Author Seth Rosenfeld writes about 1960's activist Richard Aoki in the San Fransisco Chronicle and explains how the FBI released information acknowledging that Aoki was considered an informant by the FBI. According to the article, Aoki was assigned the source symbol number T-2 in a released report. For those unfamiliar with FBI symbols, this means Aoki was considered a temporary source in that report. The article goes on to explain that the FBI had no comment on the matter as additional records about Aoki are the source of current litigation.
In an unrelated matter, the FBI recently lost a court fight to withhold infomant records on Ernest Withers, a photographer during the civil rights era. The FBI had released documents pursuant to a FOIA request that revealed that Withers was an FBI informant on Dr. Martin Luther King, Jr.
Blogger and author Bob McCarty made a FOIA request to the Army for an Army Handbook entitled "Inside the Wire Threat - Afghanistan." Mr. McCarty has publicized this request in his blog. The handbook was publicized by Gen. John Allen during Senate testimony in March of 2012. The request was eventually referred to the Department of Defense's FOIA Office ("DOD") because the Army believed that it contained Critical Infrastructure Security Information and that information was covered by 10 USC Section 130e, which was created in the 2012 National Defense Authorization Act.
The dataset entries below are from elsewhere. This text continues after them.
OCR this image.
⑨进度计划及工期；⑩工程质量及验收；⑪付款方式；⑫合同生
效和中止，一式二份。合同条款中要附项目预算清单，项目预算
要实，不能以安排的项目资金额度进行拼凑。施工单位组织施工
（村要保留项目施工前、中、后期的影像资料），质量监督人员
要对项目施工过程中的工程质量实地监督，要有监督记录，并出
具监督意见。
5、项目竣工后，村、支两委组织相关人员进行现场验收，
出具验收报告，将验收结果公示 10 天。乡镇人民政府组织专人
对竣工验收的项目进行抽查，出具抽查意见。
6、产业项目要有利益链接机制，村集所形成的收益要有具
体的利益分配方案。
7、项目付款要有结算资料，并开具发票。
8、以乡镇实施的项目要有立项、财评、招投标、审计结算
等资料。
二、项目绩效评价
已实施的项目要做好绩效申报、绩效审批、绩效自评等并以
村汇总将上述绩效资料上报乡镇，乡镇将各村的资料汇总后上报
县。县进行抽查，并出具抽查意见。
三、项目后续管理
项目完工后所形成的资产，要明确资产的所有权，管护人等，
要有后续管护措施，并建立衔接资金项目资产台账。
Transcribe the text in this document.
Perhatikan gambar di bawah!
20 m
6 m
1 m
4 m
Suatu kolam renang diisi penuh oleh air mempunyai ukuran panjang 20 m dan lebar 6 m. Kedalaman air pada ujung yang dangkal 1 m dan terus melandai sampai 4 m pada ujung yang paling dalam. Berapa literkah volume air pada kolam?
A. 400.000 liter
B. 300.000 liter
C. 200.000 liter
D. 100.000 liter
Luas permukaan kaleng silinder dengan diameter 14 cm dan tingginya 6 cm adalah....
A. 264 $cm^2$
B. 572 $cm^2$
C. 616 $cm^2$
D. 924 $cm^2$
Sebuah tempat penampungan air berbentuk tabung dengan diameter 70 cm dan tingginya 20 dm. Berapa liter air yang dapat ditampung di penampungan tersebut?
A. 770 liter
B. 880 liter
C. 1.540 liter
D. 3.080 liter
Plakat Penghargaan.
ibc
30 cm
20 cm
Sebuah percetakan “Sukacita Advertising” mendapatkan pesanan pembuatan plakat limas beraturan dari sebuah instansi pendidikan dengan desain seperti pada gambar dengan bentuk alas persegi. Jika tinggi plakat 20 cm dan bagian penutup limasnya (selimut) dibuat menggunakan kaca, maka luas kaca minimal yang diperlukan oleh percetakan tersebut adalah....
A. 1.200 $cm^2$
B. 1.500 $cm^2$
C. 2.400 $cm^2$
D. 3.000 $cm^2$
This was largely in response to the Milner decision which cut back the use of Exemption 2 for this material.
Under the statute, DOD gave McCarty the opportunity to show why the public interest in the material would outweigh any interests in withholding the material. Instead of responding to DOD, Mr. McCarty merely threw up his hands over the "hoops" he had to jump through and cancelled his request.
James Hogan, the DOD offical who asked Mr. McCarty for his input has stated to the FOIA blog that
"The National Defense Authorization Act (NDAA) for Fiscal Year 2012 created two DoD-specific Exemption 3 statutes – 10 U.S.C. § 130e, which concerns critical infrastructure security information, and 10 U.S. C. § 2254a, which concerns data files of the military flight operations quality assurance system. According to these statutes, the authority to exempt information from release to the public is provided to the Secretary of Defense, who may delegate this authority to the Director of Administration and Management. This authority has been delegated, and the DoD has published its procedures for exempting this information on the Defense Freedom of Information Policy Office web site here."
Hogan says they are trying to make the process as transparent as possible and asks for those interested to contact the Department with any comments.
This statutue and its input on the public interest in non-privacy information is relatively novel for the FOIA. All requesters who make requests should really give the DOD input on the information they are asking for under the terms of the statute, otherwise the DOD will be free to just withhold the information. Further, without requester input, no administrative appeals or litigation decisions will be available.